Twin bomb blasts in Maiduguri killed at least 46 people on Saturday evening while, around 50 km away, dozens of gunmen were razing a farming village, shooting dead another 39, as Boko Haram increasingly focuses on the civilian population.

President Goodluck Jonathan launched an intensified military campaign almost a year ago to crush Boko Haram but the bloodshed has since escalated, albeit with violence largely contained in the sect's northeast stronghold.

Zannah said the military had abandoned their posts in Mafa, along with most of the women and children in the village, after the insurgents sent prior warning of the attack.

"All the soldiers in Mafa fled before the attack, maybe because they could not stand the superior weapons of the Boko Haram," Zannah told journalists, saying this was a common complaint aimed at soldiers by victims of attacks.

The military did not respond to requests for comment but has previously denied soldiers flee from combat.
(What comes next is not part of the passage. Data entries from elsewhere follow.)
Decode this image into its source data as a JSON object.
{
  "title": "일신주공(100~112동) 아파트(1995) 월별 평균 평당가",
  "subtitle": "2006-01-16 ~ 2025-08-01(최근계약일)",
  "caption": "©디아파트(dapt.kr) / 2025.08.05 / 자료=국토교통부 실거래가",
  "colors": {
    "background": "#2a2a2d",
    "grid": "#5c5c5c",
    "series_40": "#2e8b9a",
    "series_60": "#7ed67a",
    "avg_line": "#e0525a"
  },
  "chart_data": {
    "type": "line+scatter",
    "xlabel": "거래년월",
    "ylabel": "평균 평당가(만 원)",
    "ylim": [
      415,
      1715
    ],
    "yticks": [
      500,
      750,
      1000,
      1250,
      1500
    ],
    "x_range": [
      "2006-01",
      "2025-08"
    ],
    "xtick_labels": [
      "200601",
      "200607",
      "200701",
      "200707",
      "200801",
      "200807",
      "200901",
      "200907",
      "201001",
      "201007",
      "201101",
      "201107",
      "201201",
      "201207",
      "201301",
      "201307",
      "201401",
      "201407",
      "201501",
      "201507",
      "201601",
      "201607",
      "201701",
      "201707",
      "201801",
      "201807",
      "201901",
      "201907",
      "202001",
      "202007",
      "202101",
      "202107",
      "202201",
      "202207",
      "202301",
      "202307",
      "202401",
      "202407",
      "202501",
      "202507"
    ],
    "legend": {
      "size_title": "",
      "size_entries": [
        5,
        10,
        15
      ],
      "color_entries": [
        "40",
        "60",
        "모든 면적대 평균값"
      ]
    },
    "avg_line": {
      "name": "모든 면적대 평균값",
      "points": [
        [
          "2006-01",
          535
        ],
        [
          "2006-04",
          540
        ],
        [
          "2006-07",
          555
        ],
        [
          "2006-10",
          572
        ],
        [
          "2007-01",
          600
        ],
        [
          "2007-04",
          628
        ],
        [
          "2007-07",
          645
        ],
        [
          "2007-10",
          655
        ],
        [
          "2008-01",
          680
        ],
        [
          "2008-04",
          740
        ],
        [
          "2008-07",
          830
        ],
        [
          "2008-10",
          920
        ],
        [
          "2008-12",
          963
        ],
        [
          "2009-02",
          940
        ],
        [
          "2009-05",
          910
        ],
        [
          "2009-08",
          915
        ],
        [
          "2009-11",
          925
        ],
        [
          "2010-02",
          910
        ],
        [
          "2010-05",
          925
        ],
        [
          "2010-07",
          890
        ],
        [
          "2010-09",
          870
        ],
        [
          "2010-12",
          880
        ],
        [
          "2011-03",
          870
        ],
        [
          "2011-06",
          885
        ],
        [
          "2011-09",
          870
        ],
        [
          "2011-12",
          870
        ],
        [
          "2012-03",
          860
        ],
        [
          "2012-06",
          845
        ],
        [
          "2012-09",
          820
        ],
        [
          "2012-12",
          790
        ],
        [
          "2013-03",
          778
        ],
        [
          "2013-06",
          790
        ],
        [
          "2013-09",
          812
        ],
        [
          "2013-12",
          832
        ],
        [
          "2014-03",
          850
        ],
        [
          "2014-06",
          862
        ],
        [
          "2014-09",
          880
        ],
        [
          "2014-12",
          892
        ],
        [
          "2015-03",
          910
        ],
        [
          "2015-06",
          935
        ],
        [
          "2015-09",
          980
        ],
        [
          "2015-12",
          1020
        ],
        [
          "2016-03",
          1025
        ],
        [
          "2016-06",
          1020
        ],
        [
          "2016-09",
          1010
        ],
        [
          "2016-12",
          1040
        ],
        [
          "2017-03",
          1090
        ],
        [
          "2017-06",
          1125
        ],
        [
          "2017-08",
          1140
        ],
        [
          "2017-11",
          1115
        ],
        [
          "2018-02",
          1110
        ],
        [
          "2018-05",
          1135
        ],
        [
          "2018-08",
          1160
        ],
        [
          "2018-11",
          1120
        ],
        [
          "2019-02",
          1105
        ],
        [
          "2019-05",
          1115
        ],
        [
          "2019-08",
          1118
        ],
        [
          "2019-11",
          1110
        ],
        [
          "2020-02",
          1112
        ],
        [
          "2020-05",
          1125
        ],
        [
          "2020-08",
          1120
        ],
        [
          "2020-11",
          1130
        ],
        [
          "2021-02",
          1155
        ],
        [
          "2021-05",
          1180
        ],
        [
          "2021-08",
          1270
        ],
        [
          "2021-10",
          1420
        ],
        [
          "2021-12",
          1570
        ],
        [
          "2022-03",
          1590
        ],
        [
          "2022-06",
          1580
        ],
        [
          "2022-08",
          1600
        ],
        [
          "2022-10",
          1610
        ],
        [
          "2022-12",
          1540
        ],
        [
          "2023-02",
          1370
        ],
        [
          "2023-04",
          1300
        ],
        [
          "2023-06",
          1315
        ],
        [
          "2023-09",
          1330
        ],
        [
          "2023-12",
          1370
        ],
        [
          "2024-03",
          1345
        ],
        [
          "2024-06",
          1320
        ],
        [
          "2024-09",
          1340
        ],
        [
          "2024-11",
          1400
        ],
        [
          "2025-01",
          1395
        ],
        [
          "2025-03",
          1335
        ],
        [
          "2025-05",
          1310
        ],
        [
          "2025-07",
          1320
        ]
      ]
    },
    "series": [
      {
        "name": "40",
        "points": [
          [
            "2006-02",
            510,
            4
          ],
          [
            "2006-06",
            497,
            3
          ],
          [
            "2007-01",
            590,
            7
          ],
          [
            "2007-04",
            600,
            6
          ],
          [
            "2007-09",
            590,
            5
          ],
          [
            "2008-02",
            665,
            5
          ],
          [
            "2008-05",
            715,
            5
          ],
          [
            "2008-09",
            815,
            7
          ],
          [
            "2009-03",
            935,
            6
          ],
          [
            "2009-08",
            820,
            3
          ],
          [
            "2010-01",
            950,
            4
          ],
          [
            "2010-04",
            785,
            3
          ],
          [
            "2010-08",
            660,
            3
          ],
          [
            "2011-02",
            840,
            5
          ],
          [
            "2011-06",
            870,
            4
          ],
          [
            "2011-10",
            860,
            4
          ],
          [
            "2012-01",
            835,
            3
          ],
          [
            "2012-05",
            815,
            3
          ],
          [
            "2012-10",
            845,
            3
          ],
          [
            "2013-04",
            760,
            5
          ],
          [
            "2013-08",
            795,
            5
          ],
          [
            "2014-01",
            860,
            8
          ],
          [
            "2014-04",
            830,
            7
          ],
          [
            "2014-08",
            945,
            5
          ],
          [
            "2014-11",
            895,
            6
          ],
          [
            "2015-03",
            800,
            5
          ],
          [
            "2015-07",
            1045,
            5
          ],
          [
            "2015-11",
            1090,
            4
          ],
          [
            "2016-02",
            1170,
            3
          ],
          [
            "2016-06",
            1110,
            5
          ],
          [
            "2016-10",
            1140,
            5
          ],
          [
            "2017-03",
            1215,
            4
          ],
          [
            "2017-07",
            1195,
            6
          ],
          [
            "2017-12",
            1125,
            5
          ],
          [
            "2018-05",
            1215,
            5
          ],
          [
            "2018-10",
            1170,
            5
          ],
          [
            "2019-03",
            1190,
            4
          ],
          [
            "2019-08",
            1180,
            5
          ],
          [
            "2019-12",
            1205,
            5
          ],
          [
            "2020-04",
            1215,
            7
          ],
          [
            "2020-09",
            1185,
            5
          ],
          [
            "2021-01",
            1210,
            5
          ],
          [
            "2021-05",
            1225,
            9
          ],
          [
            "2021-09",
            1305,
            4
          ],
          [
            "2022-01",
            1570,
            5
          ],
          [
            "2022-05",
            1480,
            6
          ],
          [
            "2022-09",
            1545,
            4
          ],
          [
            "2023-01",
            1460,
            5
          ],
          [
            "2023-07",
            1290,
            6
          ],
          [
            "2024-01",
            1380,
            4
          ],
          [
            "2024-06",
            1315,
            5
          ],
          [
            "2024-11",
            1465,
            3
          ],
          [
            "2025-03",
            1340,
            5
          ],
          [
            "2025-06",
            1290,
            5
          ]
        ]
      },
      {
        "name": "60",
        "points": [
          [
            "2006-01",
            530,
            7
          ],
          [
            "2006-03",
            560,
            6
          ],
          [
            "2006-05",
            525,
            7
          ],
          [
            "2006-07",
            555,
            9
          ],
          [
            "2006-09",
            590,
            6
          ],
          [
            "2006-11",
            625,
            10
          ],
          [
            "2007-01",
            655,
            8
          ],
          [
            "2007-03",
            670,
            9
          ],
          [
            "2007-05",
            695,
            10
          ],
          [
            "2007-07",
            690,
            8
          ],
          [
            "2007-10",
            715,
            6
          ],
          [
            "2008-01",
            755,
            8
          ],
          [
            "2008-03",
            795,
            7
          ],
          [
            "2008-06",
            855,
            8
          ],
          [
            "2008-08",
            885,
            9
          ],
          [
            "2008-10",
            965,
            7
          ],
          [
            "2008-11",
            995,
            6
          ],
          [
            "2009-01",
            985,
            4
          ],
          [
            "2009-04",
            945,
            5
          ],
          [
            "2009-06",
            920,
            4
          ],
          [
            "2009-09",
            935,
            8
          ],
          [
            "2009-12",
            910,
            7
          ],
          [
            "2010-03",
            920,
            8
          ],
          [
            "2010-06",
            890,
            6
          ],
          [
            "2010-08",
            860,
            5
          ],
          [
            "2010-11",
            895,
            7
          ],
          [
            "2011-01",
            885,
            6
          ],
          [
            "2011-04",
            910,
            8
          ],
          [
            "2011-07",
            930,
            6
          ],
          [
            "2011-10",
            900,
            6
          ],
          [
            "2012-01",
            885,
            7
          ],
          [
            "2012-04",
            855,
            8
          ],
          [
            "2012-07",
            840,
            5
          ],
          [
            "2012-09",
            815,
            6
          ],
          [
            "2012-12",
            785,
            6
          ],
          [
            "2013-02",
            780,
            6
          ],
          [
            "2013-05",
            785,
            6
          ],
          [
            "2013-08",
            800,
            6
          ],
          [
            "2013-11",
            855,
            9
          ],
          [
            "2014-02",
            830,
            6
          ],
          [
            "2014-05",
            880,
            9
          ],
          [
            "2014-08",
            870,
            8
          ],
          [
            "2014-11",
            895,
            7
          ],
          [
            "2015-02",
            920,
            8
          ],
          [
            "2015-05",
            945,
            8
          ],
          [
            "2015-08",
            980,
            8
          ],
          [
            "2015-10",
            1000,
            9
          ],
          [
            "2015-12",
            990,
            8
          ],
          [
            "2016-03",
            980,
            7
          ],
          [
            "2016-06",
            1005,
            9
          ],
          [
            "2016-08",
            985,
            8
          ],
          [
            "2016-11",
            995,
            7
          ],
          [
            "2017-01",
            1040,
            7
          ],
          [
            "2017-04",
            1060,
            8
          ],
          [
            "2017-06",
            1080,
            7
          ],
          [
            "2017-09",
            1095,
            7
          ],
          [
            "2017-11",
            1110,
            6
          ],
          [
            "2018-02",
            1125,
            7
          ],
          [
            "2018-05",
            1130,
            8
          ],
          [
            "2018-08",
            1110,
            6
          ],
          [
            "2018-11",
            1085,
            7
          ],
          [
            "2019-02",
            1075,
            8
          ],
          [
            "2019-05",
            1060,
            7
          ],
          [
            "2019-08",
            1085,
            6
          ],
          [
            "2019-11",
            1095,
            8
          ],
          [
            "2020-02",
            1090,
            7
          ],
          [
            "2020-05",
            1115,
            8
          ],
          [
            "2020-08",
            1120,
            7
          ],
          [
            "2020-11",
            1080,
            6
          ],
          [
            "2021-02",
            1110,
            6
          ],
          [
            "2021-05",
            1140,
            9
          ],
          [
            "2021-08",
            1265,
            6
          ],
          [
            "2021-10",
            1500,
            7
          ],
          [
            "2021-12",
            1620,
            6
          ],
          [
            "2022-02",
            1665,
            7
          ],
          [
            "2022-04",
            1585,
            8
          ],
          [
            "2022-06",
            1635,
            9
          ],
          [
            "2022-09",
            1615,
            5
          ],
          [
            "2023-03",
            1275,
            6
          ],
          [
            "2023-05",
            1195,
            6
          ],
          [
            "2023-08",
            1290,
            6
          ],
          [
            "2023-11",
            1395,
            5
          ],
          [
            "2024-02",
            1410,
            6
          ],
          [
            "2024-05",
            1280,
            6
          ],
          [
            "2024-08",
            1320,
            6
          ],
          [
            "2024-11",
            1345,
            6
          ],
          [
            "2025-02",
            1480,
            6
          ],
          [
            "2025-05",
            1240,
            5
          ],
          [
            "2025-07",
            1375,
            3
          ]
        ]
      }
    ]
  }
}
Opponents of Christian southerner Jonathan are becoming increasingly critical of his failure to stem the violence in the majority Muslim north, where his main opponent in next year's presidential election will likely originate from.

Boko Haram has killed thousands in its attempt to create an Islamic state in a religiously mixed country of 170 million people. It is the biggest security threat in Africa's top oil exporter and continent's second largest economy.

Western governments are concerned about groups such as Boko Haram linking up with al Qaeda-linked cells in other countries in the Sahel region, such as Mali, where France sent troops a year ago to oust Islamist militants who had seized control.